趙老七抬起顫抖的手,用力抹了一把臉,聲音哽咽得幾乎不成調:“值了……值了……沒想到,我趙老七,一個粗鄙軍漢,有生之年……有生之年居然真能踏上這片土地,親眼看到……看到江導說的盛世!死也瞑目了!”
旁邊一個瘸了腿、靠著拐杖才能站穩的老兵,沒有看那些高聳入云的摩天大樓,也沒有看那流光溢彩的霓虹。

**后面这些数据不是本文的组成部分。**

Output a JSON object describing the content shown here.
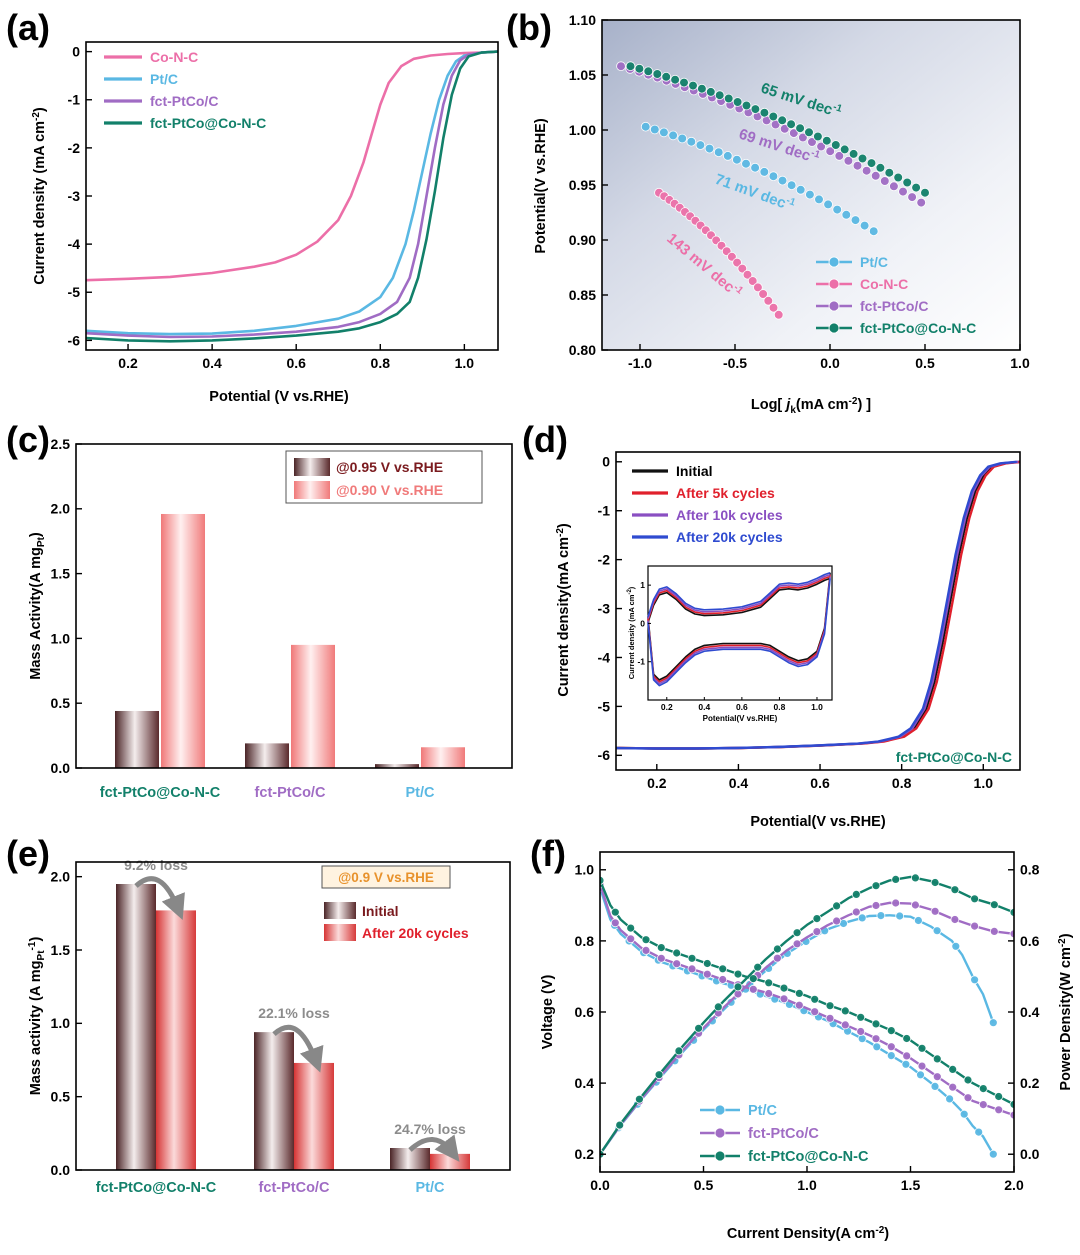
{
  "colors": {
    "pink": "#ec6fa8",
    "lightblue": "#5ab8e3",
    "purple": "#a06cc4",
    "teal": "#12806a",
    "black": "#111111",
    "red": "#e0202c",
    "violet": "#8a4fc2",
    "blue": "#2f4bd0",
    "barDark": "#6e3a3c",
    "barPink": "#f08f8f",
    "barRed": "#e04848",
    "axisGrayText": "#8c8c8c",
    "orange": "#e8922c"
  },
  "chart_data": [
    {
      "panel": "(a)",
      "type": "line",
      "xlabel": "Potential (V vs.RHE)",
      "ylabel": "Current density (mA cm",
      "ylabel_sup": "-2",
      "ylabel_end": ")",
      "xlim": [
        0.1,
        1.08
      ],
      "ylim": [
        -6.2,
        0.2
      ],
      "xticks": [
        "0.2",
        "0.4",
        "0.6",
        "0.8",
        "1.0"
      ],
      "xtick_values": [
        0.2,
        0.4,
        0.6,
        0.8,
        1.0
      ],
      "yticks": [
        "0",
        "-1",
        "-2",
        "-3",
        "-4",
        "-5",
        "-6"
      ],
      "ytick_values": [
        0,
        -1,
        -2,
        -3,
        -4,
        -5,
        -6
      ],
      "legend_position": "top-left",
      "series": [
        {
          "name": "Co-N-C",
          "color": "pink",
          "x": [
            0.1,
            0.2,
            0.3,
            0.4,
            0.5,
            0.55,
            0.6,
            0.65,
            0.7,
            0.73,
            0.76,
            0.78,
            0.8,
            0.82,
            0.85,
            0.88,
            0.92,
            0.96,
            1.0,
            1.04,
            1.08
          ],
          "y": [
            -4.75,
            -4.72,
            -4.68,
            -4.6,
            -4.47,
            -4.38,
            -4.22,
            -3.95,
            -3.5,
            -3.0,
            -2.3,
            -1.7,
            -1.1,
            -0.65,
            -0.3,
            -0.15,
            -0.08,
            -0.05,
            -0.03,
            -0.02,
            0.0
          ]
        },
        {
          "name": "Pt/C",
          "color": "lightblue",
          "x": [
            0.1,
            0.2,
            0.3,
            0.4,
            0.5,
            0.6,
            0.7,
            0.75,
            0.8,
            0.83,
            0.86,
            0.88,
            0.9,
            0.92,
            0.94,
            0.96,
            0.98,
            1.0,
            1.04,
            1.08
          ],
          "y": [
            -5.8,
            -5.85,
            -5.87,
            -5.86,
            -5.8,
            -5.7,
            -5.55,
            -5.4,
            -5.1,
            -4.7,
            -4.0,
            -3.3,
            -2.5,
            -1.7,
            -1.0,
            -0.5,
            -0.2,
            -0.08,
            -0.02,
            0.0
          ]
        },
        {
          "name": "fct-PtCo/C",
          "color": "purple",
          "x": [
            0.1,
            0.2,
            0.3,
            0.4,
            0.5,
            0.6,
            0.7,
            0.75,
            0.8,
            0.84,
            0.87,
            0.89,
            0.91,
            0.93,
            0.95,
            0.97,
            0.99,
            1.01,
            1.04,
            1.08
          ],
          "y": [
            -5.85,
            -5.9,
            -5.93,
            -5.92,
            -5.88,
            -5.82,
            -5.72,
            -5.62,
            -5.45,
            -5.2,
            -4.7,
            -4.0,
            -3.0,
            -2.0,
            -1.1,
            -0.5,
            -0.18,
            -0.06,
            -0.02,
            0.0
          ]
        },
        {
          "name": "fct-PtCo@Co-N-C",
          "color": "teal",
          "x": [
            0.1,
            0.2,
            0.3,
            0.4,
            0.5,
            0.6,
            0.7,
            0.75,
            0.8,
            0.84,
            0.87,
            0.89,
            0.91,
            0.93,
            0.95,
            0.97,
            0.99,
            1.01,
            1.04,
            1.08
          ],
          "y": [
            -5.95,
            -6.0,
            -6.02,
            -6.0,
            -5.96,
            -5.9,
            -5.82,
            -5.75,
            -5.62,
            -5.45,
            -5.2,
            -4.7,
            -3.9,
            -2.9,
            -1.8,
            -0.9,
            -0.35,
            -0.1,
            -0.02,
            0.0
          ]
        }
      ]
    },
    {
      "panel": "(b)",
      "type": "scatter",
      "xlabel_pre": "Log[ ",
      "xlabel_j": "j",
      "xlabel_sub": "k",
      "xlabel_post": "(mA cm",
      "xlabel_sup": "-2",
      "xlabel_end": ") ]",
      "ylabel": "Potential(V vs.RHE)",
      "xlim": [
        -1.2,
        1.0
      ],
      "ylim": [
        0.8,
        1.1
      ],
      "xticks": [
        "-1.0",
        "-0.5",
        "0.0",
        "0.5",
        "1.0"
      ],
      "xtick_values": [
        -1.0,
        -0.5,
        0.0,
        0.5,
        1.0
      ],
      "yticks": [
        "0.80",
        "0.85",
        "0.90",
        "0.95",
        "1.00",
        "1.05",
        "1.10"
      ],
      "ytick_values": [
        0.8,
        0.85,
        0.9,
        0.95,
        1.0,
        1.05,
        1.1
      ],
      "legend_position": "bottom-right",
      "series": [
        {
          "name": "Pt/C",
          "color": "lightblue",
          "x0": -0.97,
          "x1": 0.23,
          "y0": 1.003,
          "y1": 0.908,
          "n": 26,
          "annotation": "71 mV dec",
          "annotation_sup": "-1"
        },
        {
          "name": "Co-N-C",
          "color": "pink",
          "x0": -0.9,
          "x1": -0.27,
          "y0": 0.943,
          "y1": 0.832,
          "n": 24,
          "annotation": "143 mV dec",
          "annotation_sup": "-1"
        },
        {
          "name": "fct-PtCo/C",
          "color": "purple",
          "x0": -1.1,
          "x1": 0.48,
          "y0": 1.058,
          "y1": 0.934,
          "n": 34,
          "annotation": "69 mV dec",
          "annotation_sup": "-1"
        },
        {
          "name": "fct-PtCo@Co-N-C",
          "color": "teal",
          "x0": -1.05,
          "x1": 0.5,
          "y0": 1.058,
          "y1": 0.943,
          "n": 34,
          "annotation": "65 mV dec",
          "annotation_sup": "-1"
        }
      ]
    },
    {
      "panel": "(c)",
      "type": "bar",
      "ylabel": "Mass Activity(A mg",
      "ylabel_sub": "Pt",
      "ylabel_end": ")",
      "ylim": [
        0,
        2.5
      ],
      "yticks": [
        "0.0",
        "0.5",
        "1.0",
        "1.5",
        "2.0",
        "2.5"
      ],
      "ytick_values": [
        0,
        0.5,
        1.0,
        1.5,
        2.0,
        2.5
      ],
      "categories": [
        "fct-PtCo@Co-N-C",
        "fct-PtCo/C",
        "Pt/C"
      ],
      "category_colors": [
        "teal",
        "purple",
        "lightblue"
      ],
      "legend_position": "top-right",
      "series": [
        {
          "name": "@0.95 V vs.RHE",
          "color": "barDark",
          "values": [
            0.44,
            0.19,
            0.03
          ]
        },
        {
          "name": "@0.90 V vs.RHE",
          "color": "barPink",
          "values": [
            1.96,
            0.95,
            0.16
          ]
        }
      ]
    },
    {
      "panel": "(d)",
      "type": "line",
      "xlabel": "Potential(V vs.RHE)",
      "ylabel": "Current density(mA cm",
      "ylabel_sup": "-2",
      "ylabel_end": ")",
      "xlim": [
        0.1,
        1.09
      ],
      "ylim": [
        -6.3,
        0.2
      ],
      "xticks": [
        "0.2",
        "0.4",
        "0.6",
        "0.8",
        "1.0"
      ],
      "xtick_values": [
        0.2,
        0.4,
        0.6,
        0.8,
        1.0
      ],
      "yticks": [
        "0",
        "-1",
        "-2",
        "-3",
        "-4",
        "-5",
        "-6"
      ],
      "ytick_values": [
        0,
        -1,
        -2,
        -3,
        -4,
        -5,
        -6
      ],
      "annotation": "fct-PtCo@Co-N-C",
      "legend_position": "top-left",
      "series": [
        {
          "name": "Initial",
          "color": "black",
          "shift": 0.0
        },
        {
          "name": "After 5k cycles",
          "color": "red",
          "shift": 0.006
        },
        {
          "name": "After 10k cycles",
          "color": "violet",
          "shift": -0.004
        },
        {
          "name": "After 20k cycles",
          "color": "blue",
          "shift": -0.008
        }
      ],
      "base_curve": {
        "x": [
          0.1,
          0.2,
          0.3,
          0.4,
          0.5,
          0.6,
          0.7,
          0.75,
          0.8,
          0.83,
          0.86,
          0.88,
          0.9,
          0.92,
          0.94,
          0.96,
          0.98,
          1.0,
          1.02,
          1.05,
          1.09
        ],
        "y": [
          -5.85,
          -5.86,
          -5.86,
          -5.85,
          -5.83,
          -5.8,
          -5.76,
          -5.72,
          -5.62,
          -5.45,
          -5.05,
          -4.5,
          -3.7,
          -2.8,
          -1.9,
          -1.15,
          -0.6,
          -0.28,
          -0.1,
          -0.03,
          0.0
        ]
      },
      "inset": {
        "xlabel": "Potential(V vs.RHE)",
        "ylabel": "Current density (mA cm",
        "ylabel_sup": "-2",
        "ylabel_end": ")",
        "xlim": [
          0.1,
          1.08
        ],
        "ylim": [
          -2.0,
          1.5
        ],
        "xticks": [
          "0.2",
          "0.4",
          "0.6",
          "0.8",
          "1.0"
        ],
        "xtick_values": [
          0.2,
          0.4,
          0.6,
          0.8,
          1.0
        ],
        "yticks": [
          "1",
          "0",
          "-1"
        ],
        "ytick_values": [
          1,
          0,
          -1
        ],
        "upper_x": [
          0.1,
          0.13,
          0.16,
          0.2,
          0.25,
          0.3,
          0.35,
          0.4,
          0.5,
          0.6,
          0.7,
          0.75,
          0.8,
          0.85,
          0.9,
          0.95,
          1.0,
          1.04,
          1.07
        ],
        "upper_y": [
          0.1,
          0.55,
          0.82,
          0.88,
          0.7,
          0.45,
          0.32,
          0.28,
          0.3,
          0.36,
          0.5,
          0.72,
          0.95,
          0.98,
          0.95,
          1.0,
          1.1,
          1.2,
          1.25
        ],
        "lower_x": [
          1.07,
          1.04,
          1.0,
          0.95,
          0.9,
          0.85,
          0.8,
          0.75,
          0.7,
          0.6,
          0.5,
          0.4,
          0.35,
          0.3,
          0.25,
          0.2,
          0.16,
          0.13,
          0.1
        ],
        "lower_y": [
          1.25,
          -0.2,
          -0.8,
          -1.0,
          -1.05,
          -0.95,
          -0.8,
          -0.65,
          -0.6,
          -0.6,
          -0.6,
          -0.65,
          -0.75,
          -0.95,
          -1.2,
          -1.45,
          -1.55,
          -1.4,
          0.1
        ]
      }
    },
    {
      "panel": "(e)",
      "type": "bar",
      "ylabel": "Mass activity (A mg",
      "ylabel_sub": "Pt",
      "ylabel_sup": "-1",
      "ylabel_end": ")",
      "ylim": [
        0,
        2.1
      ],
      "yticks": [
        "0.0",
        "0.5",
        "1.0",
        "1.5",
        "2.0"
      ],
      "ytick_values": [
        0,
        0.5,
        1.0,
        1.5,
        2.0
      ],
      "categories": [
        "fct-PtCo@Co-N-C",
        "fct-PtCo/C",
        "Pt/C"
      ],
      "category_colors": [
        "teal",
        "purple",
        "lightblue"
      ],
      "legend_title": "@0.9 V vs.RHE",
      "legend_position": "top-right",
      "annotations": [
        "9.2% loss",
        "22.1% loss",
        "24.7% loss"
      ],
      "series": [
        {
          "name": "Initial",
          "color": "barDark",
          "values": [
            1.95,
            0.94,
            0.15
          ]
        },
        {
          "name": "After 20k cycles",
          "color": "barRed",
          "values": [
            1.77,
            0.73,
            0.11
          ]
        }
      ]
    },
    {
      "panel": "(f)",
      "type": "line",
      "xlabel": "Current Density(A cm",
      "xlabel_sup": "-2",
      "xlabel_end": ")",
      "ylabel": "Voltage (V)",
      "ylabel_right": "Power Density(W cm",
      "ylabel_right_sup": "-2",
      "ylabel_right_end": ")",
      "xlim": [
        0,
        2.0
      ],
      "ylim": [
        0.15,
        1.05
      ],
      "ylim_right": [
        -0.05,
        0.85
      ],
      "xticks": [
        "0.0",
        "0.5",
        "1.0",
        "1.5",
        "2.0"
      ],
      "xtick_values": [
        0,
        0.5,
        1.0,
        1.5,
        2.0
      ],
      "yticks": [
        "0.2",
        "0.4",
        "0.6",
        "0.8",
        "1.0"
      ],
      "ytick_values": [
        0.2,
        0.4,
        0.6,
        0.8,
        1.0
      ],
      "yticks_right": [
        "0.0",
        "0.2",
        "0.4",
        "0.6",
        "0.8"
      ],
      "ytick_values_right": [
        0,
        0.2,
        0.4,
        0.6,
        0.8
      ],
      "legend_position": "bottom-left",
      "series": [
        {
          "name": "Pt/C",
          "color": "lightblue",
          "voltage_x": [
            0,
            0.05,
            0.1,
            0.2,
            0.3,
            0.4,
            0.5,
            0.6,
            0.7,
            0.8,
            0.9,
            1.0,
            1.1,
            1.2,
            1.3,
            1.4,
            1.5,
            1.6,
            1.7,
            1.75,
            1.8,
            1.85,
            1.9
          ],
          "voltage_y": [
            0.95,
            0.86,
            0.82,
            0.77,
            0.74,
            0.72,
            0.7,
            0.68,
            0.665,
            0.645,
            0.625,
            0.6,
            0.575,
            0.545,
            0.515,
            0.48,
            0.445,
            0.4,
            0.35,
            0.32,
            0.28,
            0.25,
            0.2
          ],
          "power_x": [
            0,
            0.1,
            0.2,
            0.3,
            0.4,
            0.5,
            0.6,
            0.7,
            0.8,
            0.9,
            1.0,
            1.1,
            1.2,
            1.3,
            1.4,
            1.5,
            1.6,
            1.7,
            1.75,
            1.8,
            1.85,
            1.9
          ],
          "power_y": [
            0.0,
            0.082,
            0.154,
            0.222,
            0.288,
            0.35,
            0.408,
            0.466,
            0.516,
            0.563,
            0.6,
            0.633,
            0.654,
            0.67,
            0.672,
            0.668,
            0.64,
            0.6,
            0.56,
            0.5,
            0.45,
            0.37
          ]
        },
        {
          "name": "fct-PtCo/C",
          "color": "purple",
          "voltage_x": [
            0,
            0.05,
            0.1,
            0.2,
            0.3,
            0.4,
            0.5,
            0.6,
            0.7,
            0.8,
            0.9,
            1.0,
            1.1,
            1.2,
            1.3,
            1.4,
            1.5,
            1.6,
            1.7,
            1.8,
            1.9,
            2.0
          ],
          "voltage_y": [
            0.96,
            0.87,
            0.83,
            0.78,
            0.75,
            0.73,
            0.71,
            0.69,
            0.67,
            0.655,
            0.635,
            0.61,
            0.585,
            0.56,
            0.535,
            0.505,
            0.47,
            0.43,
            0.39,
            0.35,
            0.33,
            0.31
          ],
          "power_x": [
            0,
            0.1,
            0.2,
            0.3,
            0.4,
            0.5,
            0.6,
            0.7,
            0.8,
            0.9,
            1.0,
            1.1,
            1.2,
            1.3,
            1.4,
            1.5,
            1.6,
            1.7,
            1.8,
            1.9,
            2.0
          ],
          "power_y": [
            0.0,
            0.083,
            0.156,
            0.225,
            0.292,
            0.355,
            0.414,
            0.469,
            0.524,
            0.572,
            0.61,
            0.644,
            0.672,
            0.696,
            0.707,
            0.705,
            0.688,
            0.663,
            0.643,
            0.627,
            0.62
          ]
        },
        {
          "name": "fct-PtCo@Co-N-C",
          "color": "teal",
          "voltage_x": [
            0,
            0.05,
            0.1,
            0.2,
            0.3,
            0.4,
            0.5,
            0.6,
            0.7,
            0.8,
            0.9,
            1.0,
            1.1,
            1.2,
            1.3,
            1.4,
            1.5,
            1.6,
            1.7,
            1.8,
            1.9,
            2.0
          ],
          "voltage_y": [
            0.97,
            0.9,
            0.86,
            0.81,
            0.78,
            0.76,
            0.74,
            0.72,
            0.7,
            0.685,
            0.665,
            0.645,
            0.62,
            0.6,
            0.575,
            0.55,
            0.52,
            0.48,
            0.44,
            0.4,
            0.37,
            0.34
          ],
          "power_x": [
            0,
            0.1,
            0.2,
            0.3,
            0.4,
            0.5,
            0.6,
            0.7,
            0.8,
            0.9,
            1.0,
            1.1,
            1.2,
            1.3,
            1.4,
            1.5,
            1.6,
            1.7,
            1.8,
            1.9,
            2.0
          ],
          "power_y": [
            0.0,
            0.086,
            0.162,
            0.234,
            0.304,
            0.37,
            0.432,
            0.49,
            0.548,
            0.599,
            0.645,
            0.682,
            0.72,
            0.748,
            0.77,
            0.78,
            0.768,
            0.748,
            0.72,
            0.703,
            0.68
          ]
        }
      ]
    }
  ]
}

他的目光,緊緊追隨著街道上幾個穿著鮮艷、踩著閃光的滑輪鞋,追逐嬉笑、臉上洋溢著無憂無慮笑容的孩子。
他看著他們,眼中先是閃過一絲自已都未曾察覺的羨慕,隨即,那羨慕化為了更深沉、更濃烈的欣慰與喜悅,嘴角艱難地向上扯動,露出一抹笑,低聲喃喃:“好、真好!娃娃們……不用怕了……”
他分明是在笑,可那笑容卻不知為何,讓人想要哭。
站在隊伍最前方的郭昕將軍,身形依舊挺拔如松,但那雙曾令敵人膽寒的銳利眼眸,此刻卻是一片模糊。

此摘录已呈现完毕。